To find the angular acceleration of the wheel, we can use the formula:
Δθ = ω_0 * t + (1/2) * α * t^2
Where:
Δθ - angle rotated (20 radians)
ω_0 - initial angular velocity (0 rad/s, since the wheel starts from rest)
t - time elapsed (8.7 s)
α - angular acceleration (what we need to find)

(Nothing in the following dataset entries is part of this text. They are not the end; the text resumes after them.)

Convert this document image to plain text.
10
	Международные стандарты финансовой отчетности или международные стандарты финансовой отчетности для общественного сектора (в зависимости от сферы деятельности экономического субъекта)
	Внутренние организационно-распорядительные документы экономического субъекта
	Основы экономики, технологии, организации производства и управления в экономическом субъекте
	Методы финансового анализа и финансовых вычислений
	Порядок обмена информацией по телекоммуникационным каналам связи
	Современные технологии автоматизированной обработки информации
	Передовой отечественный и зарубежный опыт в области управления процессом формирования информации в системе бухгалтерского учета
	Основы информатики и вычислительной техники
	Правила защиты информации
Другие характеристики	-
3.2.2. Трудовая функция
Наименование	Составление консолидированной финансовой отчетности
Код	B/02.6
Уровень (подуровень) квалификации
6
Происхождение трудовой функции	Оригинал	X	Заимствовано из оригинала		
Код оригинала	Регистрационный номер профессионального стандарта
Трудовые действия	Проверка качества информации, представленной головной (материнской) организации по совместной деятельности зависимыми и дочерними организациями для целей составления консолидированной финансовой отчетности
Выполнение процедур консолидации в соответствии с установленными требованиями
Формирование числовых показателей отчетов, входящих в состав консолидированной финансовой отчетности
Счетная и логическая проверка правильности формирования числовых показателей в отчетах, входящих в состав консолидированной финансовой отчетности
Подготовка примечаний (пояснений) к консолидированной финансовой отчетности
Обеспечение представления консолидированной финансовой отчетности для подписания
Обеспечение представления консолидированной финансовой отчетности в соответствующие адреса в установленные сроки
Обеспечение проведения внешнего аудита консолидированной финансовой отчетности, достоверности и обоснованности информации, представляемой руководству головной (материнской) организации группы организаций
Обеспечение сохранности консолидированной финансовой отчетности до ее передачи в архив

Let's rearrange the formula to solve for α:
α = (2 * Δθ - 2 * ω_0 * t) / t^2
Substituting the given values:
α = (2 * 20 radians - 2 * 0 rad/s * 8.7 s) / (8.7 s)^2
α = (40 radians) / (75.69 s^2)
α ≈ 0.529 rad/s^2
Therefore, the angular acceleration of the wheel is approximately 0.529 rad/s^2.
To find the centripetal acceleration of a point on the wheel at a distance r = 0.25 m from the axis at t = 8.7 s, we can use the formula:
a_c = r * α
Where:
a_c - centripetal acceleration
r - radius of rotation (0.25 m)
α - angular acceleration (0.529 rad/s^2, as found previously)
Substituting the values:
a_c = (0.25 m) * (0.529 rad/s^2)
a_c ≈ 0.132 m/s^2
Therefore, the centripetal acceleration of a point on the wheel at t = 8.7 s, located at a distance of 0.25 m from the axis, is approximately 0.132 m/s^2.